При нахождении полученного результата в границах доверительного интервала M+m (где M - средняя арифметическая генеральной совокупности, а m -средняя квадратическая ошибка выборочных показателей) он считается не выходящим за границы нормы. В случае если отклонение выражается в снижении уровня показателя на величину от 1G до 2G от М (где G - среднее квадратиче-ское отклонение), то данный результат трактуется как подавление или глубокое подавление показателя.
Необходимо подчеркнуть, заключение обязательно должно учитывать данные анкетного опроса и клинические проявление иммунодефицитного состояния.
Изложенный подход к оценке иммунного статуса хорошо зарекомендовал себя в повседневной клинической и научной практике и далеко не исчерпал своих возможностей и будет широко использоваться в видимой перспективе.
Необходимо отметить, что в настоящее время начата активная разработка нового, патогенетического принципа оценки иммунной системы человека (Ко-вальчук Л.В.,Чередеев А.Н., 1990, 1995), основанного на оценке основных этапов функционирования компонентов иммунной системы, а именно, способности к активации, пролиферации, дифференциации и регуляции.
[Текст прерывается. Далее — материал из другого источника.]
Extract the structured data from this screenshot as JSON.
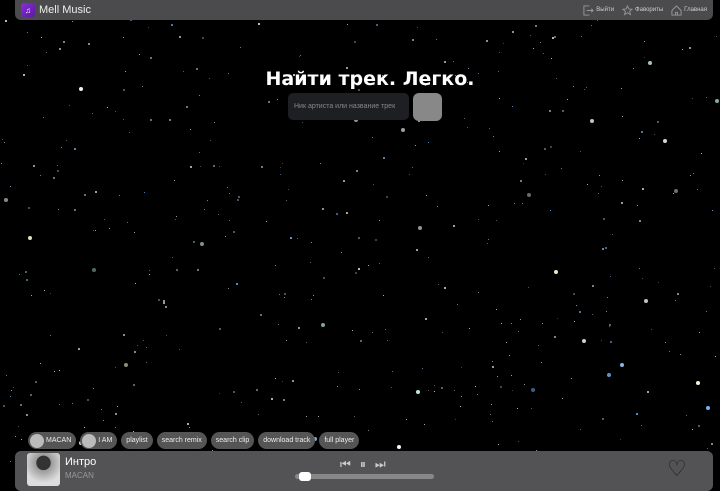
{
  "header": {
    "brand": "Mell Music",
    "nav": [
      {
        "label": "Выйти",
        "icon": "logout-icon"
      },
      {
        "label": "Фавориты",
        "icon": "star-icon"
      },
      {
        "label": "Главная",
        "icon": "home-icon"
      }
    ]
  },
  "hero": {
    "title": "Найти трек. Легко.",
    "search_placeholder": "Ник артиста или название трек"
  },
  "chips": [
    {
      "label": "MACAN",
      "avatar": true
    },
    {
      "label": "I AM",
      "avatar": true
    },
    {
      "label": "playlist"
    },
    {
      "label": "search remix"
    },
    {
      "label": "search clip"
    },
    {
      "label": "download track"
    },
    {
      "label": "full player"
    }
  ],
  "player": {
    "track": "Интро",
    "artist": "MACAN",
    "progress": 0.03
  }
}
Авторами предлагается иной перечень тестов оценки иммунного статуса включающий как приведенные нами методы, так и ряд совершенно новых методик. Это:
1. Распознавание - оценка Т-клеточного рецептора (ТКР), предоставления антигена, адгезивных молекул (интегрины и др.),смешанная культура лимфоцитов, генный анализ аллотипов HLA, ТКР.
2. Активация - фенотипирование маркеров активации (CD25, CD71, HLA-DRb и др.) при стимуляции фитогемагглютинином, атнтителами к ТКР, CD2 и т.д., выявление вторичных месенжеров (цАМФ, цАТФ, протеинкиназы и др.), отвечаемость на цитокины.
3. Пролиферация - бласттрансформация на митогены, специфические антигены, ответы на факторы роста клеток.
4. Дифференциация (эффекторная функция) - продукция иммуноглобулинов, цитотоксическая функция Т-клеток (CD8+), нормальных киллеров, продукция цитокинов.
5. Регуляция - оценка хелперных и супрессорных функций лимфоидных клеток, анализ функциональных свойств Т-хелперов 1-го и 2-го типов и продуцируемых ими цитокинов, регуляторных свойств моноцитов.
Данный набор методов позволит подойти к более точному пониманию роли отдельных клеточных элементов иммунной системы человека при иммунопатологии. Однако из-за высокой стоимости и сложности выполнения этот комплекс пока не вышел за пределы стен специализированных институтов и соответственно не апробирован в широкой клинической практике. Только накопление фактических данных позволит подтвердить эффектвность этого подхода.